The breeze picks up, feeding the smell into the lungs of the forest while I rotate the boar to the rhythm of my slow, churning thoughts.
Perhaps because of the late hour and my body’s internal clock surging with anticipation, but I think of those lilac eyes glaring at me with unguarded rancor ...
I hate you.
Oh, precious. You don’t even know the meaning of the word.
Better her hate than those heated looks she’s been blindsiding me with recently.
Another turn of the bubbling, spitting, sacrificial animal.
The boar was foraging for truffles in a glen—at least until I put my blade through its heart—and truffle is a strong flavor; one which has infused the meat, adding a botanical depth to its roasting smell.
It’s staring through wide eyes as it spins its circles, tusks still jutting from a wide-open mouth. It squealed at me as it died, and I can see the echo of that sound on its half-charred face.
In hindsight, lobbing the head off might have been prudent.
I grab a pointy stick and give the pig a prod, freeing a squirt of fragrant juice the exact color of the liquid Orlaith offers me in her goblet every night.
I sigh, shoving the thought aside.
Fucking hate that color.
The krah stop squawking, the songs of the forest coming to a silent crescendo, and I twist the boar again, hearing a twig snap from just outside the tree line.
There’s some sniffing and an almost inaudible growl.
The hairs on my arms and legs lift, a violence threatening to arc up inside me.

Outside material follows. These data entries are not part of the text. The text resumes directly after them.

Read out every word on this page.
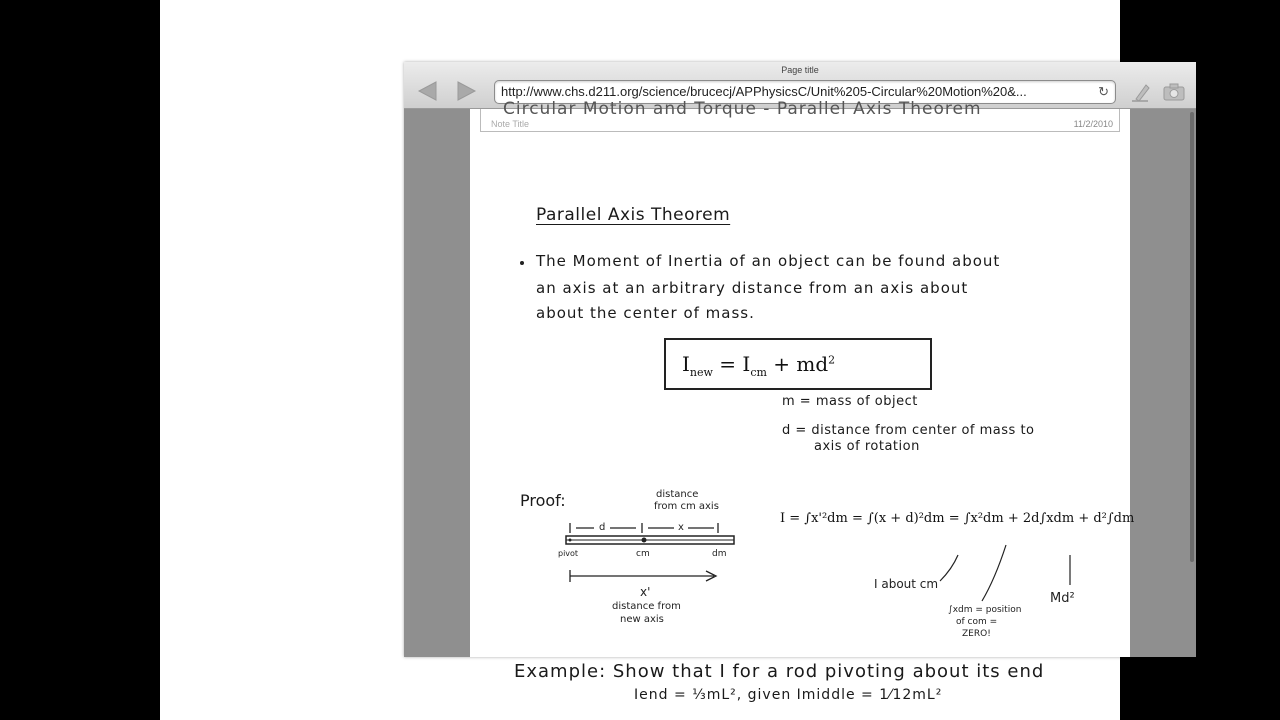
Page title
http://www.chs.d211.org/science/brucecj/APPhysicsC/Unit%205-Circular%20Motion%20&...	↻
Circular Motion and Torque - Parallel Axis Theorem
Note Title	11/2/2010
Parallel Axis Theorem
The Moment of Inertia of an object can be found about
an axis at an arbitrary distance from an axis about
about the center of mass.
$I_{new} = I_{cm} + md^2$
m = mass of object
d = distance from center of mass to
axis of rotation
Proof:
d	x
distance
from cm axis
pivot	cm	dm
x'
distance from
new axis
I = ∫x'²dm = ∫(x + d)²dm = ∫x²dm + 2d∫xdm + d²∫dm
I about cm
∫xdm = position
of com =
ZERO!
Md²
Example: Show that I for a rod pivoting about its end
Iend = ⅓mL², given Imiddle = 1⁄12mL²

Another twist of the meat, the thick branch groaning under the weight. Another mouth-watering drip splashes onto the blazing wood.
Another snap of a twig.
It goes against my nature to keep my back to a threat, especially one with such a potent musk. But I weather the pull of my instincts, waiting ...
Listening.
I sense a presence step into the clearing behind me. Can scent his desire toslay.I move off the log, kneel, and rip a chunk of meat free, layers of it shredding apart as ripe juice dribbles down my fingers.
The air shifts.
I snatch the pommel, whip my sword off the ground, and whirl on the Vruk galloping forward in long, powerful strides. In the same motion, I slash through the animal’s exposed chest and throat, spilling him before he even has a chance to roar or push talons from those huge, feline paws.
Leaping sideways, I watch him continue to amble forward, drop to his haunches, and collide with the spit.
Sparks and coals and rocks scatter.
He lets out a gurgling lament, then tips, and the ground absorbs his hefty weight with a shuddering protest.
He jerks once, then stills, black blood pumping from the gaping wound, muddying his thick, winter pelt and buttering the entire boar with oily muck.